You are viewing a plain text version of this content. The canonical link for it is here.
Posted to user@sqoop.apache.org by Amir Mohammad Saied <am...@gmail.com> on 2013/12/16 14:42:55 UTC

Specifying row key in sqoop-import

Hi,

I'm using Sqoop to import (only one column of) a table from MySQL to HDFS.
I'd like records to be stored as SequenceFiles so I can run Mahout's
"seq2sparse" to generate Vectors from them later.

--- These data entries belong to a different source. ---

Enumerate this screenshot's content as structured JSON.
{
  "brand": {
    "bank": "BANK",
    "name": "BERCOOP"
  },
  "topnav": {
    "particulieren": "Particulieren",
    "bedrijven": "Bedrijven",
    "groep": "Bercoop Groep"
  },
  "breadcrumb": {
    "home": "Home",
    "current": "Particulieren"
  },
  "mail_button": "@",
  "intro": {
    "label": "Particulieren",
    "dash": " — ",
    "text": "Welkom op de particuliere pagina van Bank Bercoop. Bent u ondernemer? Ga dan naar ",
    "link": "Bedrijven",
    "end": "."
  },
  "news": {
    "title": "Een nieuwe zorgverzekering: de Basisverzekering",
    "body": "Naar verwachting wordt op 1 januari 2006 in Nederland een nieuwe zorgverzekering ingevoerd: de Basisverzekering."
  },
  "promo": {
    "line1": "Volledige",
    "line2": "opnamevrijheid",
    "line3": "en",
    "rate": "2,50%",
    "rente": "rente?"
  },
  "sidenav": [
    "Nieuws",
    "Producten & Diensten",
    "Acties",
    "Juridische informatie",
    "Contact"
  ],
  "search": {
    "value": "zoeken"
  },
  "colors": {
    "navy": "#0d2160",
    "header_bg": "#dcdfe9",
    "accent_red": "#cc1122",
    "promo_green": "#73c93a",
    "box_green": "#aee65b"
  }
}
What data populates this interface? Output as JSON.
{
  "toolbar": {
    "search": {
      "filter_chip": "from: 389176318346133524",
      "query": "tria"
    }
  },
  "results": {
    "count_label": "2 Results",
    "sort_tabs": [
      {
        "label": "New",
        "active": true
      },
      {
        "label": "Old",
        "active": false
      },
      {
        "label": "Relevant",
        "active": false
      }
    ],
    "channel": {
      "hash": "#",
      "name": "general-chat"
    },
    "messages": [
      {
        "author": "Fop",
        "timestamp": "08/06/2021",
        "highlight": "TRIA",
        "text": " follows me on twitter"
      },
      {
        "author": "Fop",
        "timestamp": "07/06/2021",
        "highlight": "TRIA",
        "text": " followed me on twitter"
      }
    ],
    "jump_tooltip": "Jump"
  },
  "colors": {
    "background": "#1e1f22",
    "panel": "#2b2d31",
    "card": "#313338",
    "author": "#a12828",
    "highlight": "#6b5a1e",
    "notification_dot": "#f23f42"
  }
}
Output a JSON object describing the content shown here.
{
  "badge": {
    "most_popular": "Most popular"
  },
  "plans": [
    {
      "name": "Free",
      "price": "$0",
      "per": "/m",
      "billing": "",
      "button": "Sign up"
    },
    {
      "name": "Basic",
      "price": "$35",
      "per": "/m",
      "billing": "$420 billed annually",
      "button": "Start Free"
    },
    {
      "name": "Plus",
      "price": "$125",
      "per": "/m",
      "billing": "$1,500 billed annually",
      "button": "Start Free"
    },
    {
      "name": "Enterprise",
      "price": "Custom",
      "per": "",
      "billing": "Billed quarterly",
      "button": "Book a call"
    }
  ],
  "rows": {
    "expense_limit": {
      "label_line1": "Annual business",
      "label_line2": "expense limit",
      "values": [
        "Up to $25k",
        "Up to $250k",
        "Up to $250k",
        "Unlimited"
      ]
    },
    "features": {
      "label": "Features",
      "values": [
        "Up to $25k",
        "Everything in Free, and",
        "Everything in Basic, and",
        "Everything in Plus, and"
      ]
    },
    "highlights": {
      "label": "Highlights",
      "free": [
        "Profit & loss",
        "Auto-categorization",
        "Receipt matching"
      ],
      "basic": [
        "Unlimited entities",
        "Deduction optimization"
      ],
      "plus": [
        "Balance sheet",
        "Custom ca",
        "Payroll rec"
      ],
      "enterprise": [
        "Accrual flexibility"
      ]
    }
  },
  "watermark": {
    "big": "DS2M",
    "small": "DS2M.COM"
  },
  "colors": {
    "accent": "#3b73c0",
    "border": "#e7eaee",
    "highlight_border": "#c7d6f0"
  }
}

I've two questions regarding the import process:

1) Dumping SequenceFiles generated by sqoop-import, I realized the row
"Key" is automatically generated by Sqoop, and is not the "id" column of
the MySQL table row. Can I ask sqoop-import to use the row's "id" field as
Key?

2) If its possible to set row "Key" (above question), can I cast it to a
specific class using sqoop-import?

Thanks,

amir

Re: Specifying row key in sqoop-import

Posted by Jarek Jarcec Cecho <ja...@apache.org>.
Hi Amir,
Sqoop will generate special class when importing table (even with only one column) and will use this class as a key for the SequenceFile. I'm not familiar with mahout, so I'm not sure if this format can be consumed by it.

Jarcec

On Mon, Dec 16, 2013 at 01:42:55PM +0000, Amir Mohammad Saied wrote:
> Hi,
> 
> I'm using Sqoop to import (only one column of) a table from MySQL to HDFS.
> I'd like records to be stored as SequenceFiles so I can run Mahout's
> "seq2sparse" to generate Vectors from them later.
> 
> I've two questions regarding the import process:
> 
> 1) Dumping SequenceFiles generated by sqoop-import, I realized the row
> "Key" is automatically generated by Sqoop, and is not the "id" column of
> the MySQL table row. Can I ask sqoop-import to use the row's "id" field as
> Key?
> 
> 2) If its possible to set row "Key" (above question), can I cast it to a
> specific class using sqoop-import?
> 
> Thanks,
> 
> amir